Labour's Christmas party looks like it won't be quite so jolly this year as the UK economy slips further into reverse gear. The latest numbers paint a bleak picture: growth is slowing, unemployment is on the rise, and businesses are refusing to invest. It's a toxic cocktail that has all the hallmarks of a recession.
But Labour's response? Procrastination. A culture of delay and indecision has taken hold in Whitehall, where departments produce reports outlining problems and frameworks for solutions – only to freeze when it comes to implementing them. It's like watching paint dry.
The latest example is the business rates regime, which has been slapped together by Treasury officials without proper road testing. Small pubs and hotels will be among the worst hit, with some facing a 500% increase in business rates. The #taxedout campaign outside local taverns is a painful reminder of the damage that can be done.
Farmers are also feeling the pinch, as new inheritance tax (IHT) levies are set to take effect next April. Many will struggle to pass on their land to their children, with some already saying that the changes will lead to farm sales to private equity firms or foreign businesses.
But why? Because Labour's leadership has adopted a two-term project approach, which prioritizes endless meetings and delayed decision-making over short-term economic needs. This is at odds with the demands of Keir Starmer's advisers, who want every decision put through an election scanner to check for unintended consequences.
The result is a Whitehall in disarray, where proposals are stuck in limbo and businesses are left to pick up the pieces. The economy may get a Christmas present – albeit a small one – but for now, Labour's procrastination has brought the country's economic health to a grinding halt.
But Labour's response? Procrastination. A culture of delay and indecision has taken hold in Whitehall, where departments produce reports outlining problems and frameworks for solutions – only to freeze when it comes to implementing them. It's like watching paint dry.
The latest example is the business rates regime, which has been slapped together by Treasury officials without proper road testing. Small pubs and hotels will be among the worst hit, with some facing a 500% increase in business rates. The #taxedout campaign outside local taverns is a painful reminder of the damage that can be done.
Farmers are also feeling the pinch, as new inheritance tax (IHT) levies are set to take effect next April.

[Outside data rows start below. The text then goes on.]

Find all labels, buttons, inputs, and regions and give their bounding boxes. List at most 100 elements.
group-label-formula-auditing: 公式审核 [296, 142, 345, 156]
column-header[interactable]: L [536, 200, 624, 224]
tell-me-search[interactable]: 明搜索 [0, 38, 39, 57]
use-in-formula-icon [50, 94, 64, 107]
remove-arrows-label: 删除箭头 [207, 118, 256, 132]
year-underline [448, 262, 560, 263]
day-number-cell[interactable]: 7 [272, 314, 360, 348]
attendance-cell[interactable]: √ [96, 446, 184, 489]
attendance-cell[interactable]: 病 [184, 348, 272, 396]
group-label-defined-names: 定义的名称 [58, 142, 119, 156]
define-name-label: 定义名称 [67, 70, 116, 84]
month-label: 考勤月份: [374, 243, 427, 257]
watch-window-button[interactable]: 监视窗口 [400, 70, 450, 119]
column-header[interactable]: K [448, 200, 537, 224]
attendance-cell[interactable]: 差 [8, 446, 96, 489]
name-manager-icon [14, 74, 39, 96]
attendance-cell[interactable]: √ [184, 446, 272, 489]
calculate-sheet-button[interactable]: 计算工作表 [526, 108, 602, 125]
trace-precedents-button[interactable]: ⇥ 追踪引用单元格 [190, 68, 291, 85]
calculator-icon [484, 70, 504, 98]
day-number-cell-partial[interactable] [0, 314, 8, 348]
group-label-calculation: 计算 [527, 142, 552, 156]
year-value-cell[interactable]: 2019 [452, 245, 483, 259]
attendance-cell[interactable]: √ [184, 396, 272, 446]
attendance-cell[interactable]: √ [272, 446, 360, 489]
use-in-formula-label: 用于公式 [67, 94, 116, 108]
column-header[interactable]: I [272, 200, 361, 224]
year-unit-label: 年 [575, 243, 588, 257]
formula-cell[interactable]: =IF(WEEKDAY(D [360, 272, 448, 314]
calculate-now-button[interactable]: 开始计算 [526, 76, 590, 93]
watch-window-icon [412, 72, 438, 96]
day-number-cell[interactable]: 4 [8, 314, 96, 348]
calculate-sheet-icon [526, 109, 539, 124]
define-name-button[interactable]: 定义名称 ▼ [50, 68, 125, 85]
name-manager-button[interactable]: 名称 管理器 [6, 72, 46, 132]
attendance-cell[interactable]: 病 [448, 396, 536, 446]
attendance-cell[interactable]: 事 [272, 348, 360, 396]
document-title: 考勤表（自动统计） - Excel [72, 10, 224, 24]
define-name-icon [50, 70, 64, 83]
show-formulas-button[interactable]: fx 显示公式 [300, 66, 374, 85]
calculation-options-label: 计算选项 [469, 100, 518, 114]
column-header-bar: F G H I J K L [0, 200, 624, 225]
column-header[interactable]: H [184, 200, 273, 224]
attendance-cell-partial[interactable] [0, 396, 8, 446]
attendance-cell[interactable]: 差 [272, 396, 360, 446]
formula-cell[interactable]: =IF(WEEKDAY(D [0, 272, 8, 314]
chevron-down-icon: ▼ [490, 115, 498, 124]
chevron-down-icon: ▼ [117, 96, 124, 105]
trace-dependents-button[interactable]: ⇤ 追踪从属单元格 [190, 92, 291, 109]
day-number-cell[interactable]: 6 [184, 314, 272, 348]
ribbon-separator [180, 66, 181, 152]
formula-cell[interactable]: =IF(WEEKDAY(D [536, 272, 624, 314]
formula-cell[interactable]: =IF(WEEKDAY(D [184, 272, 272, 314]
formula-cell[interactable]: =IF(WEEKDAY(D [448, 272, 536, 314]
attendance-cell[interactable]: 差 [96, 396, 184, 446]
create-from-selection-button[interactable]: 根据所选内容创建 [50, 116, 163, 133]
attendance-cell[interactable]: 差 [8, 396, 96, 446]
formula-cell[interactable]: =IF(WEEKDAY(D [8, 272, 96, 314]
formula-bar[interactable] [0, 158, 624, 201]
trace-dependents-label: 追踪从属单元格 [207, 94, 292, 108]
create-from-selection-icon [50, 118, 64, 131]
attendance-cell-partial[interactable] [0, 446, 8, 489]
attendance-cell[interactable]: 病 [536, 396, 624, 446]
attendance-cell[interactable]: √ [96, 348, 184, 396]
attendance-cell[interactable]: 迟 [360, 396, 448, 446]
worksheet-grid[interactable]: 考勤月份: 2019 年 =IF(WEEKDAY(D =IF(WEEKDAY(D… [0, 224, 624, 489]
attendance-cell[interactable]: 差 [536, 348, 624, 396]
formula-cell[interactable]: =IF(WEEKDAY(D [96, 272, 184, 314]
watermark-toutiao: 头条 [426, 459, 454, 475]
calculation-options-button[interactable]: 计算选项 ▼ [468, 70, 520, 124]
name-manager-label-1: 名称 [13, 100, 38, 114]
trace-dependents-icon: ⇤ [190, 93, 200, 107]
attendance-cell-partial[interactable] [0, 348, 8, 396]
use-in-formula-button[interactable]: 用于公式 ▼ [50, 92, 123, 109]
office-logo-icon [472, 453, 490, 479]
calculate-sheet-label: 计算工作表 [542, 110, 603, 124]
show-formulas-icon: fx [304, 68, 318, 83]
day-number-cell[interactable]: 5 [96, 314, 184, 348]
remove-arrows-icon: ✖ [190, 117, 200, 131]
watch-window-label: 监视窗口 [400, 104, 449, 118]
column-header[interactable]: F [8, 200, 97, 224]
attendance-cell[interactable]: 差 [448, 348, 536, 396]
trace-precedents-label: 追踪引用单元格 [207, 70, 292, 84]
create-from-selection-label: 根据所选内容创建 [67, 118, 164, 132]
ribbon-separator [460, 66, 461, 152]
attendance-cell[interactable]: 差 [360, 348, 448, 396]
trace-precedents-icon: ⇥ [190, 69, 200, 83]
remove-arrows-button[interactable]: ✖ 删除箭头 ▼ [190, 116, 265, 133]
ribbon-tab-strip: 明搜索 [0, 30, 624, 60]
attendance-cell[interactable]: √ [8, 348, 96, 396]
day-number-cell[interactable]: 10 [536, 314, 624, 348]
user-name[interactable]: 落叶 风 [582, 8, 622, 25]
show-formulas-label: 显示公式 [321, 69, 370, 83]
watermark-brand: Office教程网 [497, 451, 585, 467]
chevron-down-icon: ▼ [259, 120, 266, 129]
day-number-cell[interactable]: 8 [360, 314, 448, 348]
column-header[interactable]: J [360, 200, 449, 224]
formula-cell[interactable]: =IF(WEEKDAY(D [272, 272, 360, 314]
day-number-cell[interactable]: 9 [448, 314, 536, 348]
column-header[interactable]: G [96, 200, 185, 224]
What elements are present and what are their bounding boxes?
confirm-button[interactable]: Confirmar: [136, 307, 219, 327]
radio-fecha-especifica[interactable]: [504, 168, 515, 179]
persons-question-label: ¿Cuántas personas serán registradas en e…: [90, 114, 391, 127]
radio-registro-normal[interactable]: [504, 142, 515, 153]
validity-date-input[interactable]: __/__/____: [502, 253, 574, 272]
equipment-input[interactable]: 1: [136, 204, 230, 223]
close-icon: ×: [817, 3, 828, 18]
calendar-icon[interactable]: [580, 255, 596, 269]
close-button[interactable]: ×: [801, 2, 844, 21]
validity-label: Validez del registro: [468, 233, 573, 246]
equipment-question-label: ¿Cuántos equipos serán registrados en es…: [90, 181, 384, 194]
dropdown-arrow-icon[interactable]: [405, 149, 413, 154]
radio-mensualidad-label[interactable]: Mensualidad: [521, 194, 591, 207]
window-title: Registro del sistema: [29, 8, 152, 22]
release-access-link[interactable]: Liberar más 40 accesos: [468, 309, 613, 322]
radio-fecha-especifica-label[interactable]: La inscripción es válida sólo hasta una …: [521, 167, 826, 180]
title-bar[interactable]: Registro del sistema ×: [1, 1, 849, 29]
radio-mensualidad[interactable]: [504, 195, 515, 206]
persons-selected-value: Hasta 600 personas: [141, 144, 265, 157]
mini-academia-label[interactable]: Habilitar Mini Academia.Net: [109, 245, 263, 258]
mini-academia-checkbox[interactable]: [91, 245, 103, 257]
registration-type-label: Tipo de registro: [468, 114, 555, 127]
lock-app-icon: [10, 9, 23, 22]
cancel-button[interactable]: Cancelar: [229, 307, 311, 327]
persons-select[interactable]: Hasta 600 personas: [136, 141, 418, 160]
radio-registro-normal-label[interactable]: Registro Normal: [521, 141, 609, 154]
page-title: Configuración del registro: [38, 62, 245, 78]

Many will struggle to pass on their land to their children, with some already saying that the changes will lead to farm sales to private equity firms or foreign businesses.
But why? Because Labour's leadership has adopted a two-term project approach, which prioritizes endless meetings and delayed decision-making over short-term economic needs. This is at odds with the demands of Keir Starmer's advisers, who want every decision put through an election scanner to check for unintended consequences.
The result is a Whitehall in disarray, where proposals are stuck in limbo and businesses are left to pick up the pieces. The economy may get a Christmas present – albeit a small one – but for now, Labour's procrastination has brought the country's economic health to a grinding halt.